Im Jahr 2009 erklärte der Vater im Hinblick auf das am 01.01.2009 in Kraft getretene Erbschaftsteuerreformgesetz gegenüber seiner Tochter den Widerruf der Schenkung von 95 % einer einzelnen Unterbeteiligung. Im Jahr 2011 schloss er mit ihr eine Vereinbarung über die Rückübertragung der Unterbeteiligung: Die Tochter sollte mit wirtschaftlicher Wirkung auf den vereinbarten Stichtag im Jahr 2011 den entsprechenden Teil der Beteiligung zurück auf ihren Vater als Hauptbeteiligten übertragen; die Gewinnanteile, Zinsen und sonstigen Nutzungen, die bis zur Rückübertragung bezüglich des durch den Widerruf betroffenen Anteils an der Unterbeteiligung bis zum Stichtag entstanden sind, verbleiben der Unterbeteiligten.
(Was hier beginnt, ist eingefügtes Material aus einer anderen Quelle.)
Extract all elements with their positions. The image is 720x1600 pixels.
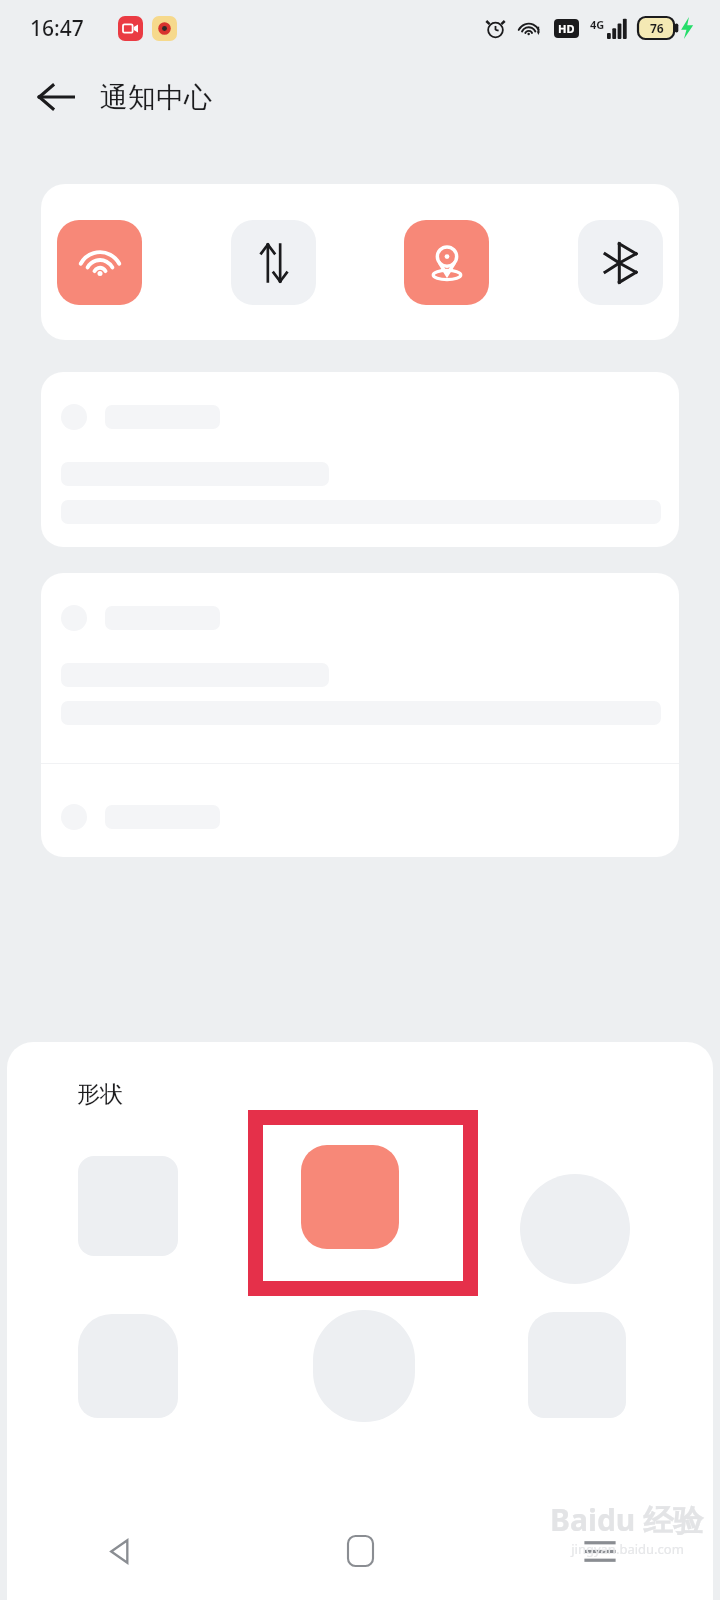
staticText: 76	[650, 20, 664, 36]
button[interactable]: Back	[26, 67, 86, 127]
button[interactable]: Shape option 5	[313, 1310, 415, 1422]
staticText: 16:47	[30, 14, 84, 43]
button[interactable]: Shape option 2	[301, 1145, 399, 1249]
button[interactable]	[41, 573, 679, 857]
button[interactable]: Home	[240, 1502, 480, 1600]
button[interactable]: Shape option 4	[78, 1314, 178, 1418]
staticText: Baidu 经验	[550, 1499, 704, 1540]
button[interactable]: Bluetooth	[578, 220, 663, 305]
staticText: 4G	[590, 17, 605, 32]
button[interactable]	[41, 372, 679, 547]
button[interactable]: Mobile data	[231, 220, 316, 305]
button[interactable]: Shape option 6	[528, 1312, 626, 1418]
button[interactable]: Shape option 3	[520, 1174, 630, 1284]
staticText: jingyan.baidu.com	[571, 1540, 684, 1558]
button[interactable]: Back	[0, 1502, 240, 1600]
button[interactable]: Wi-Fi	[57, 220, 142, 305]
staticText: 形状	[77, 1080, 123, 1109]
button[interactable]: Location	[404, 220, 489, 305]
staticText: HD	[558, 21, 575, 36]
button[interactable]: Recent apps	[480, 1502, 720, 1600]
staticText: 通知中心	[100, 80, 212, 115]
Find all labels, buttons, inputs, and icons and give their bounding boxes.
Daraufhin versagte das Finanzamt die Anwendung des § 13a ErbStG. Durch den Widerruf der Schenkung durch den Vater sei die Mitunternehmerstellung der Tochter rückwirkend entfallen. Die Steuerbegünstigung des § 13a ErbStG könne daher für den Nießbrauch an den Gesellschaftsanteilen nicht mehr zur Anwendung kommen. Finanzgericht und BFH sahen dies jedoch anders: die Steuerbegünstigung ist auch auf die von der Unterbeteiligten bis zum Widerruf der Schenkung gezogenen Nutzungen, die nach § 29 Abs. 2 ErbStG der Besteuerung zugrunde gelegt wurden, zu gewähren.
Umstritten ist, wie die Besteuerung des Nutzungsvorteils nach § 29 Abs. 2 ErbStG in steuersystematischer Hinsicht einzuordnen ist. Der BFH folgt insoweit der wohl herrschenden Meinung. Danach beinhaltet § 29 Abs. 2 ErbStG keine Regelung für einen neuen Erwerbstatbestand in Gestalt eines fiktiven Nießbrauchs, sondern nur die Klarstellung, dass eine Erstattung der Steuer insoweit nicht in Betracht kommt, als dem Erwerber die Nutzungen des zugewendeten Vermögens zugestanden haben und er somit bereichert bleibt. Die Vorschrift ordnet lediglich eine Beschränkung der ursprünglich steuerpflichtigen Schenkung auf den verbleibenden Nutzungsvorteil an. Der ursprüngliche Erwerb besteht in den Fällen des § 29 Abs. 2 ErbStG in gemindertem Umfang weiter. Die anderslautende Ansicht der Finanzverwaltung (R E 29 ErbStR 2019) verwirft der BFH.
Mithin wird der ursprüngliche Erwerb nicht durch einen kraft Gesetzes fiktiven Nießbrauch ersetzt, sondern die erlöschende Steuer lediglich um den Betrag gekürzt, den der Erwerber an Steuern zu zahlen gehabt hätte, wenn ihm statt des zugewendeten Gegenstandes lediglich ein befristetes Nießbrauchsrecht zugewendet worden wäre. Es bleibt bei der Besteuerung des ursprünglichen (begünstigten) Zuwendungsgegenstandes – im Streitfall der mitunternehmerischen Unterbeteiligung ‑, der angesichts der späteren Herausgabe lediglich ein niedrigerer Wert beigemessen wird.
Auch hat das Finanzgericht zu Recht darauf abgestellt, dass die Tochter im Zeitraum zwischen der schenkweisen Übertragung der Unterbeteiligung und deren Rückübertragung Mitunternehmerin blieb. Denn da der Widerruf der Schenkungen durch den Vater mit Wirkung zum vereinbarten Stichtag im Jahr 2011 erfolgte, entfiel ihre Mitunternehmerstellung durch den Widerruf entgegen der Auffassung des Finanzamtes nicht rückwirkend.